The ratified bicameral report was printed into what is called enrolled bill by the Senate. It is a parliamentary practice for the chamber that approved a measure first to print the enrolled copy. The printing and signing of the enrolled copy at the Senate took a week. Senate President Manuel Villar Jr. said it took that long because they had to certify that the enrolled bill was really a verbatim copy of the ratified bill. To the credit of Villar, he signed it as soon as it reached his desk.

The enrolled copy was officially transmitted by the Senate to the House on May 8 for the signature of Speaker Prospero Nograles and the House secretary-general. The bill languished at the House for 18 days before it was returned to the Senate Bills and Index section on May 20 for recording. In the morning of May 21, it was transmitted to Malacañang through the Presidential Legislative Liaison Office. No wonder, Malacañang could not locate the bill when asked by reporters because it was still with Congress.

More than two weeks ago, Health Undersecretary Alexander Padilla had claimed that a US lobby group was trying to keep President Gloria Arroyo from signing the measure. Villar and Roxas, principal author of the Senate version, did not echo this claim, but they wondered why it was taking Malacañang so long to sign the enrolled bill. Obviously, they did not know that President Arroyo still had to receive the bill.

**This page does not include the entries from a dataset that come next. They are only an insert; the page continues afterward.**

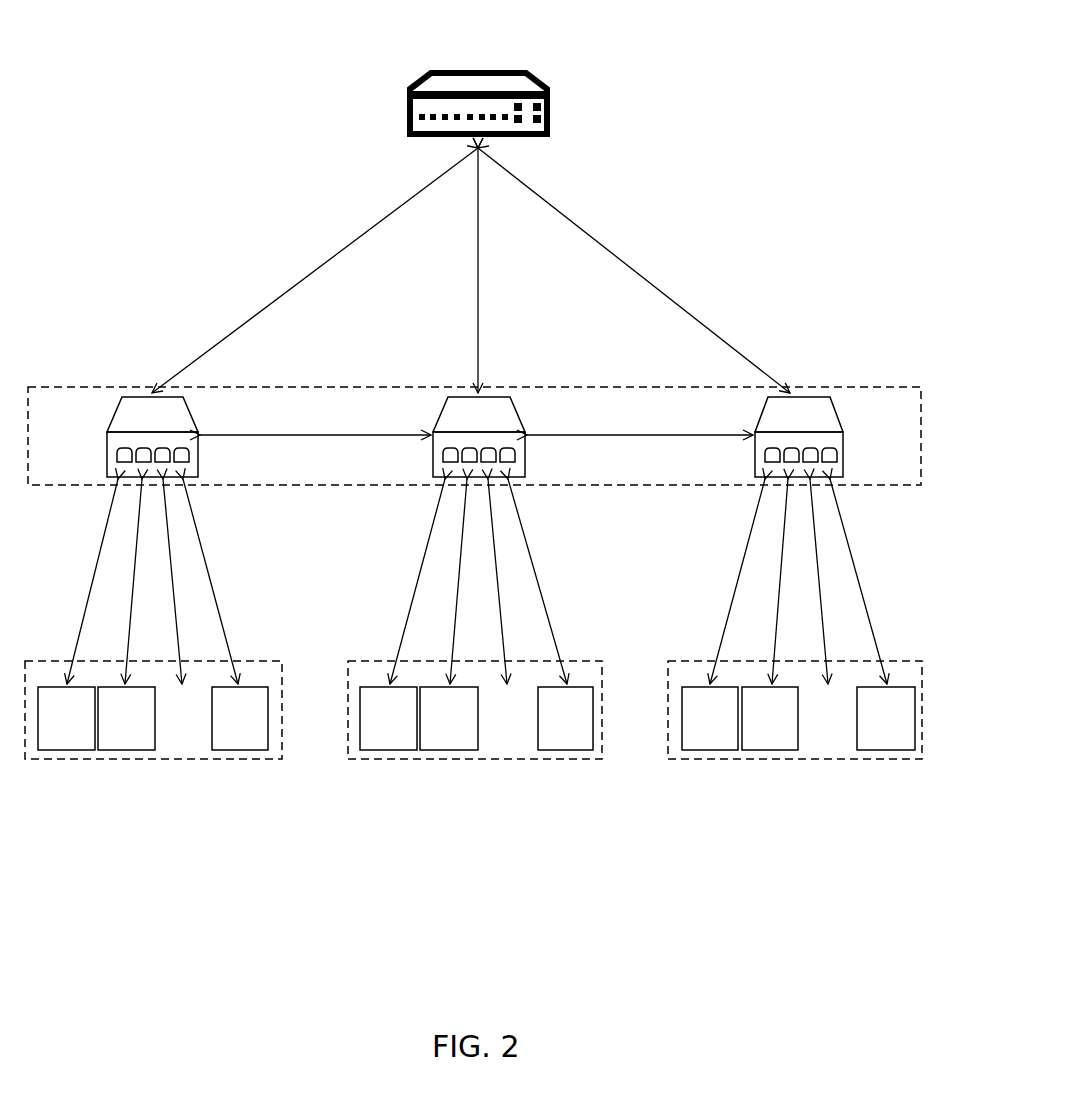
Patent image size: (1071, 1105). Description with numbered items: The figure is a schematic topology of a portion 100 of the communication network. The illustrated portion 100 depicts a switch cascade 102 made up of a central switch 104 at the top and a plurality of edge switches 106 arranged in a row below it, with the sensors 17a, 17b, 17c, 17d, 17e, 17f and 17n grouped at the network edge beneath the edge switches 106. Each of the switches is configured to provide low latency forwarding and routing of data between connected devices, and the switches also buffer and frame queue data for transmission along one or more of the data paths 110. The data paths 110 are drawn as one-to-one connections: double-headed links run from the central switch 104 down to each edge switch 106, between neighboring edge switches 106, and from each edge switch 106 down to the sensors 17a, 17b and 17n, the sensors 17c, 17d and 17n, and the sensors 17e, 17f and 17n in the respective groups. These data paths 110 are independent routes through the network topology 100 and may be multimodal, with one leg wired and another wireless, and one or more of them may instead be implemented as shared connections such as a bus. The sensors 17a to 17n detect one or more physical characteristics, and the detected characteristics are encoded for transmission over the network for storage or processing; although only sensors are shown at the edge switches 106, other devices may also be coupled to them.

The portion of the communication network 100 is at (676, 28).
The switch cascade 102 is at (709, 206).
The central switch 104 is at (442, 68).
The edge switch 106 is at (133, 395).
The data path 110 is at (265, 306).
The sensor 17a is at (66, 718).
The sensor 17b is at (126, 718).
The sensor 17c is at (388, 718).
The sensor 17d is at (449, 718).
The sensor 17e is at (710, 718).
The sensor 17f is at (770, 718).
The sensor 17n is at (563, 718).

Villar said the bill may lapse into law if the President does not sign it within 30 days from receipt. He, however, did not believe that Mrs. Arroyo would allow this to happen.

The 22 days that it took the bill to reach Malacañang from Congress is actually short, compared to the three years that it took Congress to pass it.

Earlier, Roxas warned that vested interests would work for the failure of the Universally Accessible Cheaper and Quality Medicines Act of 2008.

“We must be twice as determined as they are in working for its success. Approval of this law is one step, effective implementation is another,” he said.